Test Coverage Reporting on Oracle 10g

February 17, 2009

In a previous post, I mentioned that my colleague Eduardo Morelli and I had made an effort to bring some of the standard quality tools from the software development world (automated tests, and test coverage reporting) over to the RDBMS world. In that post, I went into some detail on FIT4DBs, our automated unit testing framework. Now I’d like to reveal some of the secrets to our Oracle test coverage reporting tool, called OracleTC.

Test Coverage Reporting

OracleTC was more or less modeled on the Cobertura test coverage tool that we are using for our Java code. The basic idea of any tool like this is to perform the following steps:

  1. Somehow wrap your normal code (via an interceptor, a decorator, or some other pattern, usually in as unobtrusive was as possible) with some special code that can observe what is being executed
  2. Execute your suite of tests
  3. Collect statistics regarding the number of lines/paths/functions executed during your test
  4. Generate a report comparing the executed code to the total set of code that SHOULD have (or at least could have) been executed during your tests

The result is what we call the “code coverage” of your test suite. For example, if you are measuring at the level of functions, and your suite executes 15 out of 20 possible functions, your test suite “covers” 75% of your total number of functions. Ideally, you want to be more finer-grained than that. Just because a function has been executed once, it doesn’t mean it’s been fully tested. A good test suite should cover all possible variations on the outcome of a method or function, including edge cases (errors, exceptions, unusual inputs and so on). So, many test coverage suites report on the line, or statement coverage (did your tests execute every single statement in the function?).
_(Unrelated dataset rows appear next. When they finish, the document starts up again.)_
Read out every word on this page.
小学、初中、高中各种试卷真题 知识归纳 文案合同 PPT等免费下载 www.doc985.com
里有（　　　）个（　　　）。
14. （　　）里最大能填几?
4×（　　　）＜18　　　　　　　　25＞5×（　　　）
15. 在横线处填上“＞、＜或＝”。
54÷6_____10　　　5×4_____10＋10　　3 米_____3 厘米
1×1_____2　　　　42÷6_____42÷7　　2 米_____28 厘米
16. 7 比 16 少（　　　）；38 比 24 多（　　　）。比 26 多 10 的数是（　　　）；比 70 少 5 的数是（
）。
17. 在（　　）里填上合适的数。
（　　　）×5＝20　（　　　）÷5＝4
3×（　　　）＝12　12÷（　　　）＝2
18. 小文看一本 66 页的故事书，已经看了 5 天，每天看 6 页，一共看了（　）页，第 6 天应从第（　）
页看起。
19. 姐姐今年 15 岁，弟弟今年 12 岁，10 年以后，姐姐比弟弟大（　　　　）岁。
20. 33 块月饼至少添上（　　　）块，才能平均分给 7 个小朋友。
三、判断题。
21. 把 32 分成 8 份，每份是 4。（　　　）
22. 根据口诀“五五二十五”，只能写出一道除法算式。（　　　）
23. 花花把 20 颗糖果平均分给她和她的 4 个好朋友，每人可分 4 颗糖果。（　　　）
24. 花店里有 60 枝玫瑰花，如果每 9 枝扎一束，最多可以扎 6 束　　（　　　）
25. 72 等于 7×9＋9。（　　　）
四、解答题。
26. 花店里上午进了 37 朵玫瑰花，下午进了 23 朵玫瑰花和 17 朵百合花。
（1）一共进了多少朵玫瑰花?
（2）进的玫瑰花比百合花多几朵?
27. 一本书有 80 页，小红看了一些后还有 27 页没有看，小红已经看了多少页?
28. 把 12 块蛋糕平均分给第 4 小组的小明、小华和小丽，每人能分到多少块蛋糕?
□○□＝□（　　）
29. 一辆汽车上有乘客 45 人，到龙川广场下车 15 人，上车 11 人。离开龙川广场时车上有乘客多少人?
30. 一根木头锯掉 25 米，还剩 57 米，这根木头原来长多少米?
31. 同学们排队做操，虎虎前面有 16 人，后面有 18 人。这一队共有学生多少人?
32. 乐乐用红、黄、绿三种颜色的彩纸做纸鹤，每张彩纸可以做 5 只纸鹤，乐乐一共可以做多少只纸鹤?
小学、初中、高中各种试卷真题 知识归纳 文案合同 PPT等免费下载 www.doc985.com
The more sophisticated ones will actually try to capture path coverage, which is even more comprehensive than line coverage. For example, imagine you have the following code:

myObj = new Obj()
if (a == true) {
 myObj = null
}
if (b = true) {
 myObj.doSomethingInteresting()
}

In the above example, we could get 100% line coverage by running one test with a=true and b=false, and another with a=false and b=true. Does that mean we’ve tested everything? No. Unfortunately, we’ve missed the rather unfortunate case of when both a and b are true, which would be a disaster.

Observing Tests in Oracle

Anyway, back to OracleTC. We wanted to see if we were covering all our bases with our automated tests. To do this, we had to find a solution for the first step above: how could we slip in some code to actually observe what was going on inside Oracle? The usual solution to this problem, when you don’t have access to the guts of your system, is to write some sort of “pre-compiler” that modifies your code (in this case, the stored procedures and triggers and such) to add some sort of tracing to the works (INSERT INTO ORACLETC_TRACE (PROCNAME, START_TIME, END_TIME, PARAMS) VALUES (blah blah…)). This can be pretty intrusive, and will probably only get you as far as procedure-level coverage reporting. It’s more work than we were ready to put into the tool, and I would rather throw in the towel than go through that.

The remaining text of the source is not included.